While there are many different species of blueberries, the most common varieties that you’ll likely run into are lowbush (common) blueberries, highbush blueberries, and rabbiteye blueberries—although they are unlikely to be labeled as anything other than “blueberries.” Ranging in size from approx. 1-cm/⅓-in to just under ½-cm/¼-in, ripe blueberries make perfectly pop-able snacks raw, but there are plenty of other ways to enjoy them, as you’ll soon see.
2. Why You Should Buy Blueberries
Healthy blueberries are often thought of as “superfoods”, containing moderate amounts of minerals like manganese, zinc, and iron, as well as vitamins like K, C, and B6. They also known to be “packed with antioxidants” and therefore anti-inflammatory. Their nutritional value is really an added perk to this all-rounder: Blueberries are an easy to eat and versatile fruit that you should venture to use in both sweet and savory variations.
3. When to Buy Blueberries
Blueberries are typically in season in North America from May to August, depending on local conditions. If you can't find fresh blueberries, try using bilberries as a substitute, or check your grocer's freezer aisle for frozen blueberries which, when thawed, lend the same sweet-sour flavor as their fresh counterparts to blended drinks, sauces, jellies, and certain baked goods. You can now also find dried blueberries on the market, which can be used as you would other dried berries or raisins. And then, of course, there’s blueberry jam to keep the season going all year long!

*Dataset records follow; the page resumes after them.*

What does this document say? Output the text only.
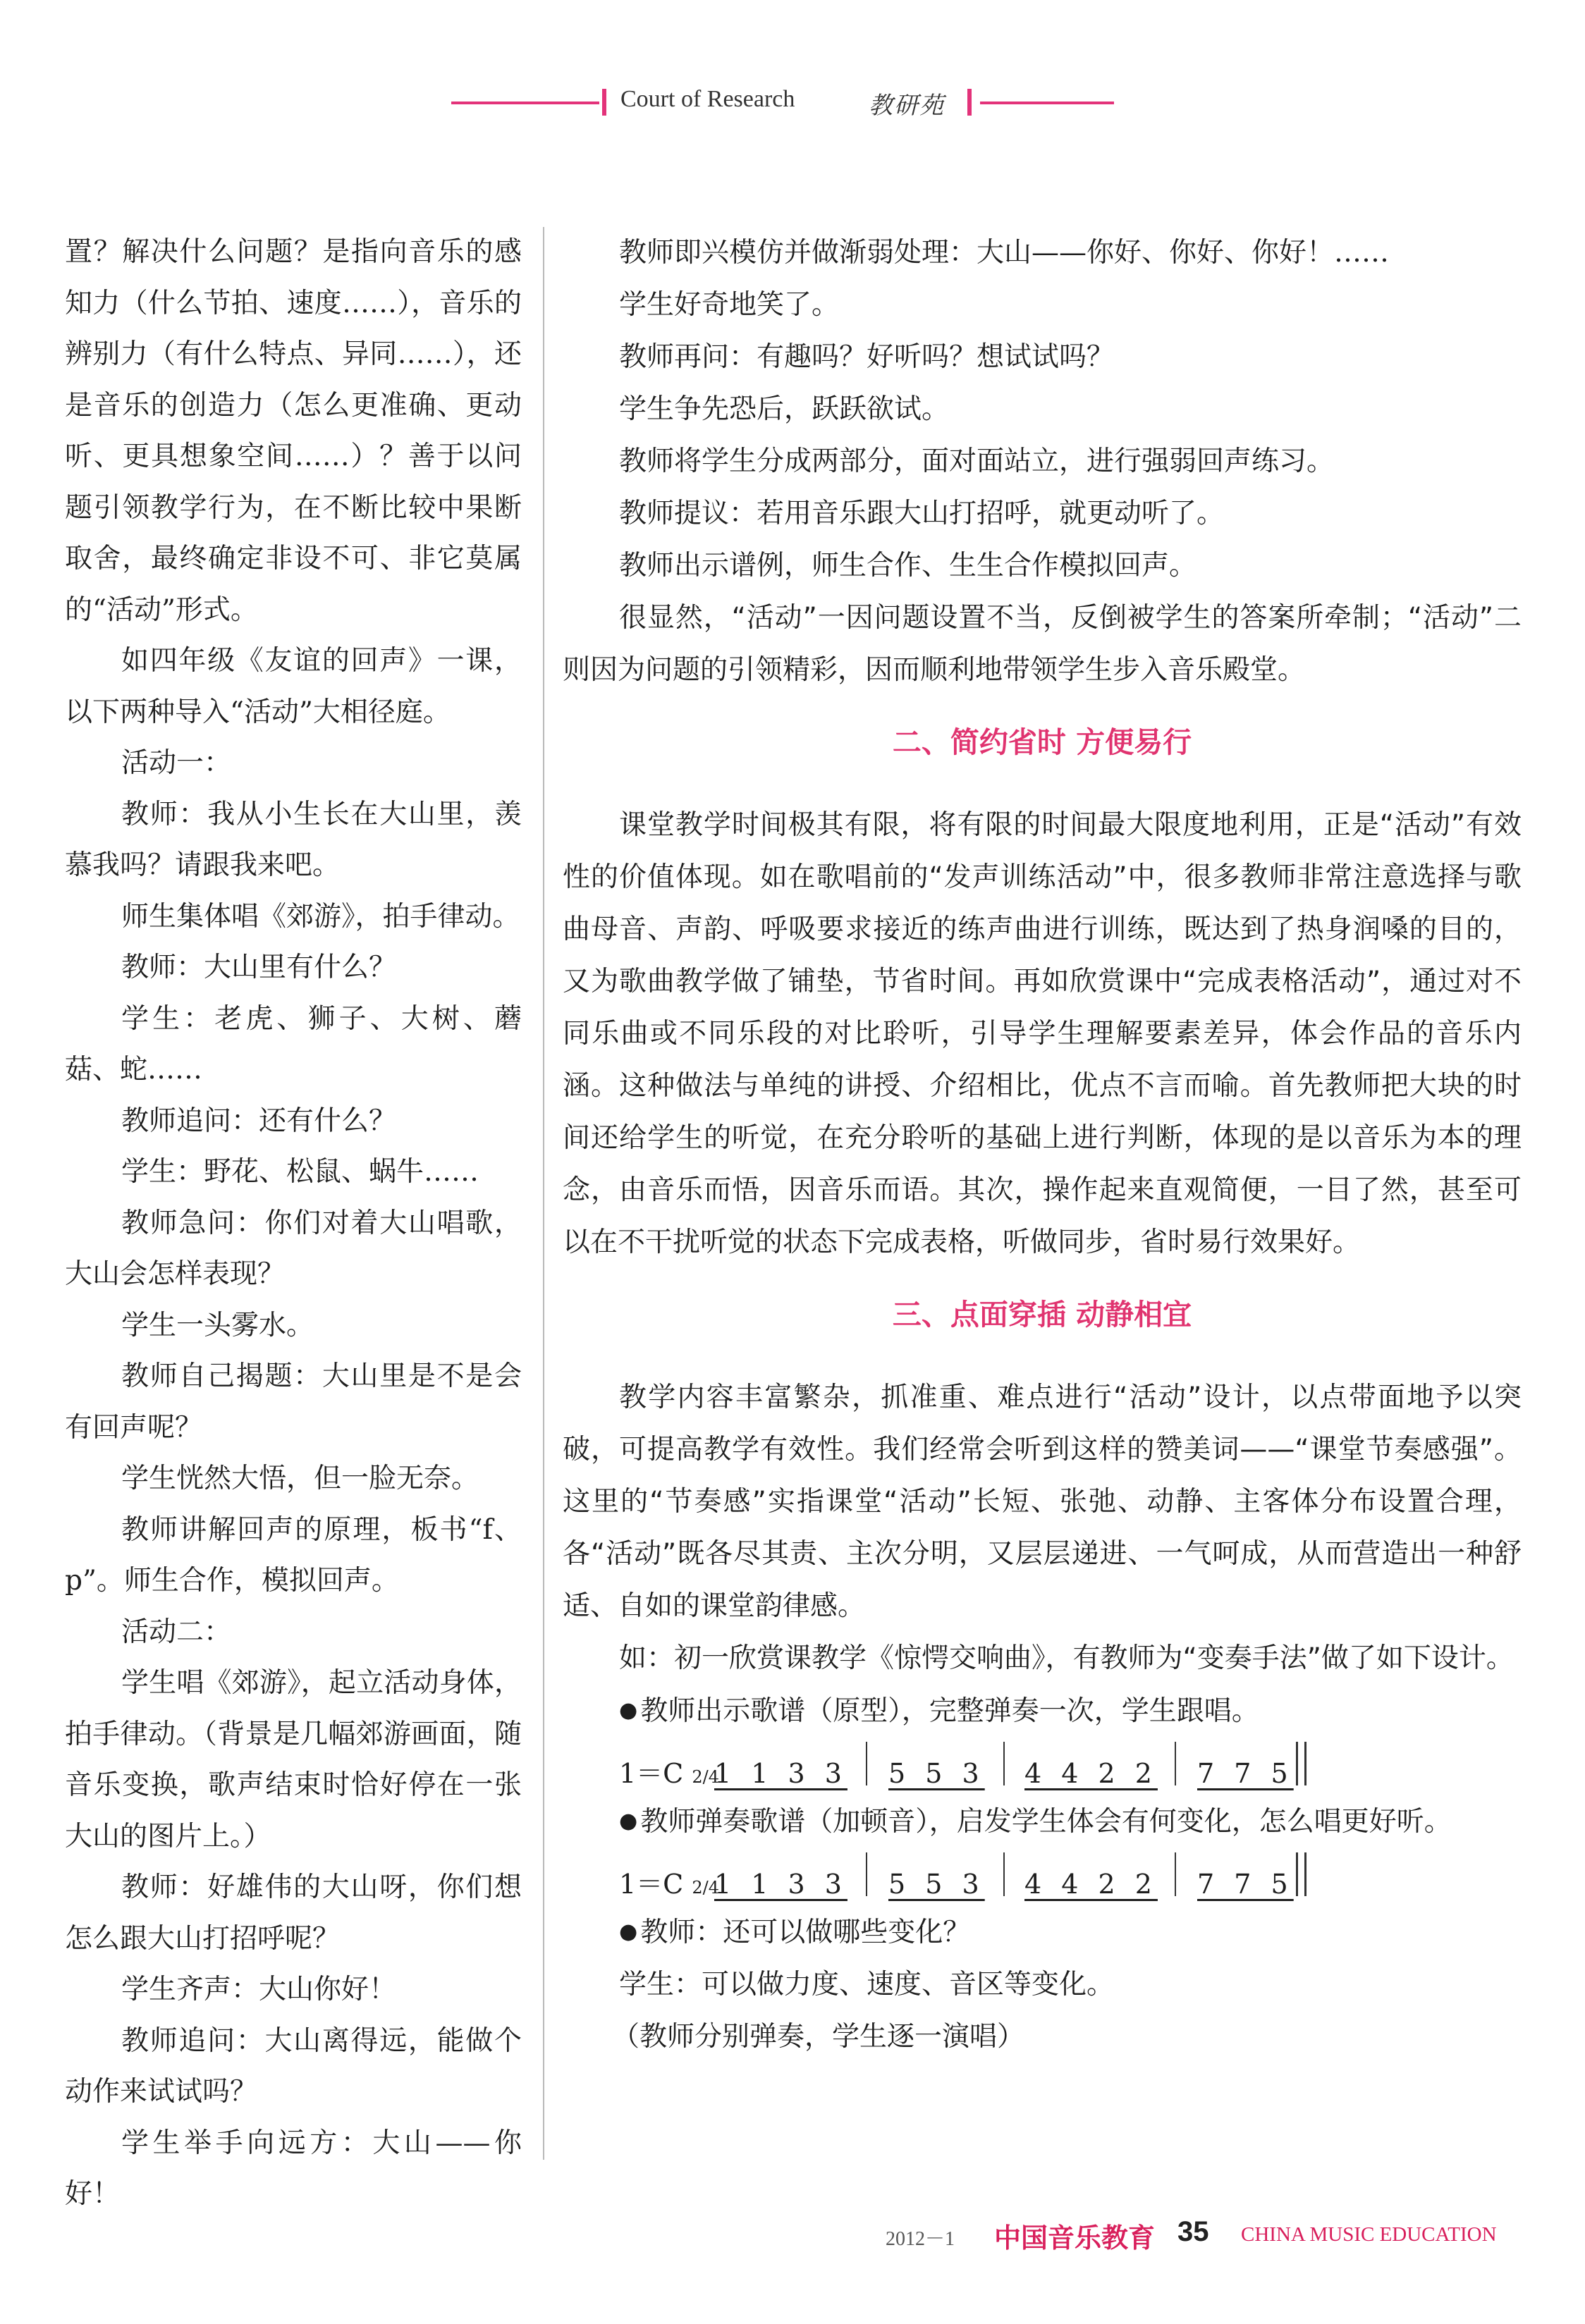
Court of Research	教研苑

置？解决什么问题？是指向音乐的感知力（什么节拍、速度……），音乐的辨别力（有什么特点、异同……），还是音乐的创造力（怎么更准确、更动听、更具想象空间……）？善于以问题引领教学行为，在不断比较中果断取舍，最终确定非设不可、非它莫属的“活动”形式。

如四年级《友谊的回声》一课，以下两种导入“活动”大相径庭。

活动一：

教师：我从小生长在大山里，羡慕我吗？请跟我来吧。

师生集体唱《郊游》，拍手律动。

教师：大山里有什么？

学生：老虎、狮子、大树、蘑菇、蛇……

教师追问：还有什么？

学生：野花、松鼠、蜗牛……

教师急问：你们对着大山唱歌，大山会怎样表现？

学生一头雾水。

教师自己揭题：大山里是不是会有回声呢？

学生恍然大悟，但一脸无奈。

教师讲解回声的原理，板书“f、p”。师生合作，模拟回声。

活动二：

学生唱《郊游》，起立活动身体，拍手律动。（背景是几幅郊游画面，随音乐变换，歌声结束时恰好停在一张大山的图片上。）

教师：好雄伟的大山呀，你们想怎么跟大山打招呼呢？

学生齐声：大山你好！

教师追问：大山离得远，能做个动作来试试吗？

学生举手向远方：大山——你好！

教师即兴模仿并做渐弱处理：大山——你好、你好、你好！……

学生好奇地笑了。

教师再问：有趣吗？好听吗？想试试吗？

学生争先恐后，跃跃欲试。

教师将学生分成两部分，面对面站立，进行强弱回声练习。

教师提议：若用音乐跟大山打招呼，就更动听了。

教师出示谱例，师生合作、生生合作模拟回声。

很显然，“活动”一因问题设置不当，反倒被学生的答案所牵制；“活动”二则因为问题的引领精彩，因而顺利地带领学生步入音乐殿堂。

二、简约省时 方便易行

课堂教学时间极其有限，将有限的时间最大限度地利用，正是“活动”有效性的价值体现。如在歌唱前的“发声训练活动”中，很多教师非常注意选择与歌曲母音、声韵、呼吸要求接近的练声曲进行训练，既达到了热身润嗓的目的，又为歌曲教学做了铺垫，节省时间。再如欣赏课中“完成表格活动”，通过对不同乐曲或不同乐段的对比聆听，引导学生理解要素差异，体会作品的音乐内涵。这种做法与单纯的讲授、介绍相比，优点不言而喻。首先教师把大块的时间还给学生的听觉，在充分聆听的基础上进行判断，体现的是以音乐为本的理念，由音乐而悟，因音乐而语。其次，操作起来直观简便，一目了然，甚至可以在不干扰听觉的状态下完成表格，听做同步，省时易行效果好。

三、点面穿插 动静相宜

教学内容丰富繁杂，抓准重、难点进行“活动”设计，以点带面地予以突破，可提高教学有效性。我们经常会听到这样的赞美词——“课堂节奏感强”。这里的“节奏感”实指课堂“活动”长短、张弛、动静、主客体分布设置合理，各“活动”既各尽其责、主次分明，又层层递进、一气呵成，从而营造出一种舒适、自如的课堂韵律感。

如：初一欣赏课教学《惊愕交响曲》，有教师为“变奏手法”做了如下设计。

● 教师出示歌谱（原型），完整弹奏一次，学生跟唱。

1＝C 2/4
1 1 3 3 5 5 3 4 4 2 2 7 7 5

● 教师弹奏歌谱（加顿音），启发学生体会有何变化，怎么唱更好听。

1＝C 2/4
1 1 3 3 5 5 3 4 4 2 2 7 7 5

● 教师：还可以做哪些变化？

学生：可以做力度、速度、音区等变化。

（教师分别弹奏，学生逐一演唱）

2012－1 中国音乐教育 35 CHINA MUSIC EDUCATION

4. How to Find the Perfect Blueberry and How to Store Them
Usually found in slim plastic containers or open paper cartons, fresh blueberries should look plump and have a firm, tight skin. They shouldn’t be packed too closely together, there should be room for them to wiggle about in the container. Store them in the fridge or wash and freeze them for later use.
The highbush blueberry usually lasts longer but is less flavorful than the lowbush variety because they are bigger and have a thicker, more protective skin.